In 1859, Dostoevsky returned to St. Petersburg with a young widow whom he ended up marrying. At the beginning of their relationship, he was happy, but things turned quickly sour. His dream of the perfect wife was soon shattered, as was his belief in love. Dostoevsky used a lot of the same problems with his wife as a basis for the problems that Raskolnikov faced with Sonia. Stuck in an unhappy and loveless marriage, Dostoevsky began the major phase of his literary career.

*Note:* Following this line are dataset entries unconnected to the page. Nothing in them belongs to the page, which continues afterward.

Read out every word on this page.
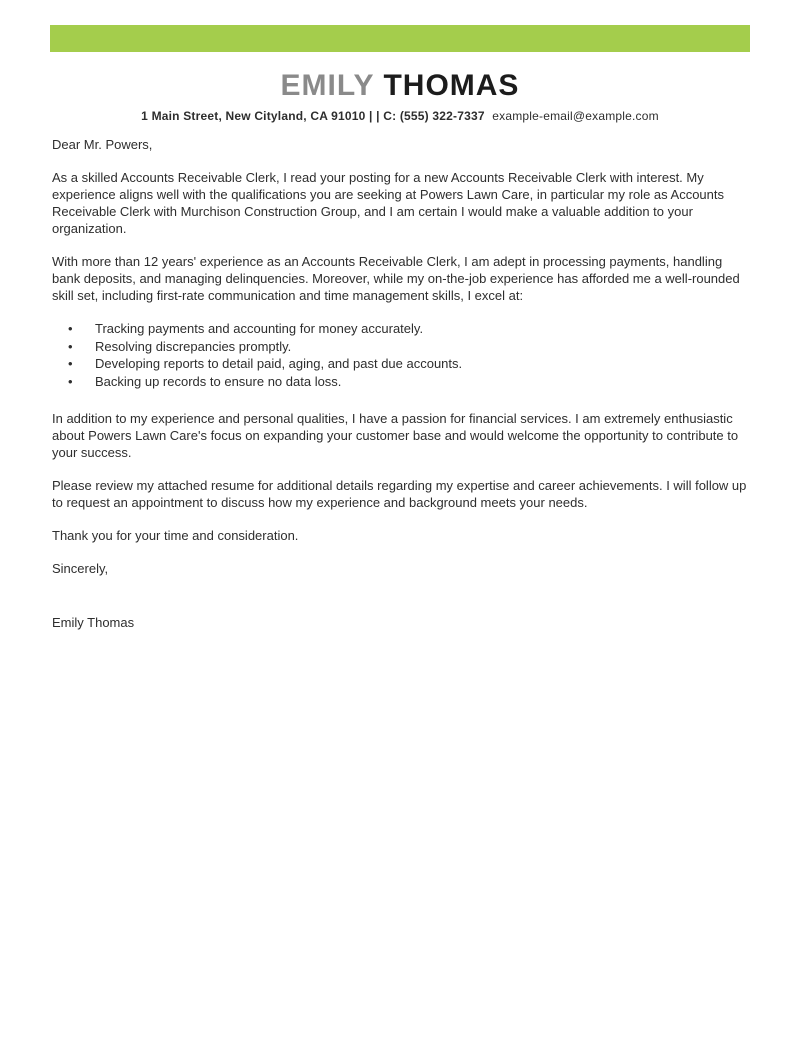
EMILY THOMAS
1 Main Street, New Cityland, CA 91010 | | C: (555) 322-7337 example-email@example.com

Dear Mr. Powers,

As a skilled Accounts Receivable Clerk, I read your posting for a new Accounts Receivable Clerk with interest. My experience aligns well with the qualifications you are seeking at Powers Lawn Care, in particular my role as Accounts Receivable Clerk with Murchison Construction Group, and I am certain I would make a valuable addition to your organization.

With more than 12 years' experience as an Accounts Receivable Clerk, I am adept in processing payments, handling bank deposits, and managing delinquencies. Moreover, while my on-the-job experience has afforded me a well-rounded skill set, including first-rate communication and time management skills, I excel at:

• Tracking payments and accounting for money accurately.
• Resolving discrepancies promptly.
• Developing reports to detail paid, aging, and past due accounts.
• Backing up records to ensure no data loss.

In addition to my experience and personal qualities, I have a passion for financial services. I am extremely enthusiastic about Powers Lawn Care's focus on expanding your customer base and would welcome the opportunity to contribute to your success.

Please review my attached resume for additional details regarding my expertise and career achievements. I will follow up to request an appointment to discuss how my experience and background meets your needs.

Thank you for your time and consideration.

Sincerely,

Emily Thomas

In 1864, after a long illness, Dostoevsky’s wife passed away. This death was once again hard on him. Not only did he mourn the passing of his wife, but in that same year his brother, Mikhayl, also passed away. Mikhayl had lots of financial difficulties and debts when he died, and Dostoevsky was forced to assume them. This led to him becoming destitute. In Crime and Punishment, Raskolnikov is also faced with the same problem of being poor. He struggles to find enough to eat. This was the same thing that Dostoevsky went through. He decided to express his views and experiences being destitute through Raskolnikov.
Every great writer incorporates his or her own life experiences into their work. Dostoevsky was no exception to this rule. Because Dostoevsky based many of the main theme elements and character traits on himself, Crime and Punishment was a book of realism.